If you’re a small business owner, you know that every dollar matters – especially when it comes to your taxes. Whether your business is a corporation or a partnership the government offers some sizeable deductions to lower your liability, allowing you to put those precious dollars toward your capital and employees.
Looking for ways to save on small business tax? Reputable Mount Pleasant NC CPA, Susan Gordon Lee, shares 5 ways to reduce your small business taxes.
1. Consider changing your business structure.
Choosing the right business structure can result in substantial business tax savings.
Generally, small businesses benefit most as pass-through entities, where you and your business are considered one taxpayer. In most pass-through types, your business income is taxed at your individual tax rate.
On the other hand, you can cut down on payroll taxes by choosing S corporation taxation. S-corp owners who take part in management are considered employees and get paid through dividend distributions and salaries. What’s noteworthy here is that dividend distributions aren’t subject to payroll taxes.
If you’re looking for a non-pass-through option, you can choose the C-corporation structure where a 21% entity-level tax applies to all business income before it gets passed on to owners, known as shareholders.
It’s a big deal to choose a new business structure or a new tax status. You’ll want to consult a Mount Pleasant NC CPA or a tax attorney before changing your business structure.
2. Save every receipt.
Receipts create a financial roadmap of how you’ve spent your money throughout the year. Many of those receipts are for services and goods that can be deducted from your taxes, offsetting taxable income. Moreover, depending on your business structure, there are certain deductions that you can take for specific structures, plus deductions that apply across all structures.
It is uncertain whether an expense counts as a business deduction? Save the receipt, do some research, or talk to a tax professional.
3. Set up and fund a retirement account.
Whether you’re a solopreneur or have employees, you can get a tax benefit for setting up and funding a retirement plan, such as an individual retirement account (IRA) or a 401(k).
Solopreneurs are eligible to start a solo 401(k), also known as a one-participant 401(k). Your contributions are tax-deductible up to a certain limit, but you’ll still pay income tax on the contributions upon withdrawal during your retirement.
Business owners can also take part in the traditional 401(k) they offer to employees. Employee retirement plans can help you save on employer payroll taxes since they lower the number of employee wages subject to the Federal Unemployment Tax Act (FUTA).
4. Donate your old business equipment.
Here’s a great end-of-year tax tip: Look around your office and look for equipment you’re no longer using–and donate it.

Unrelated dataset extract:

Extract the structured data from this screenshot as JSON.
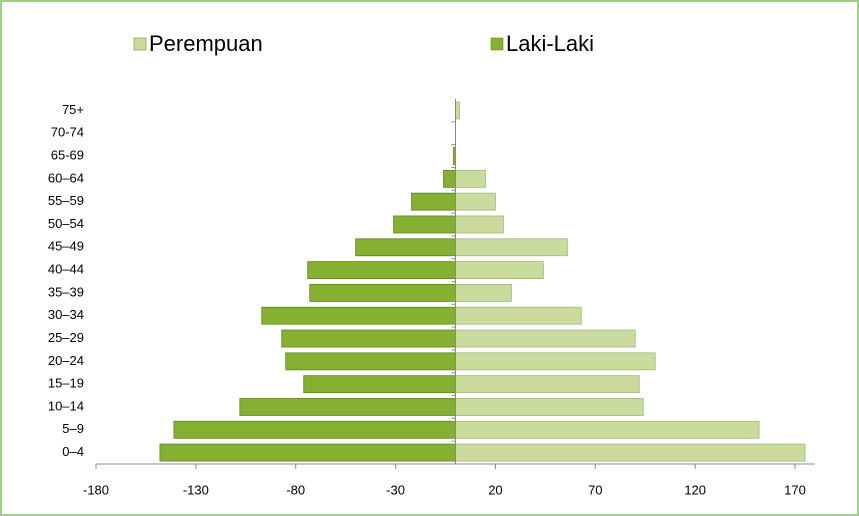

You can deduct the fair value of your old office equipment and furniture when you donate it to a 501(c)3 nonprofit.
However, if your old equipment is too shoddy to donate, you can claim a Section 1231 loss for throwing it out. Talk to a Mt. Pleasant North Carolina Accountant about taking a loss for abandoning equipment.
5. Use tax filing software.
While this tip may be a no-brainer for some business owners, it’s still an important point to make. Using tax filing software can offer protection that a small business owner may not be able to afford otherwise.
Using platforms like H&R Block and TaxSlayer can help you prepare and file your tax return online while backing up that filing with accuracy and maximum-refund guarantees. Getting a “shield” that guarantees the accuracy of your return – and offers sure reimbursement of any penalties or fees you’ve been charged – makes every other tax obstacle easier.
Bottom Line
Tax season shouldn’t be the only time you’re thinking about your taxes. Keep these tax-saving tips at the top of your mind throughout the year so you’re prepared to maximize your credits and deductions on your tax filings.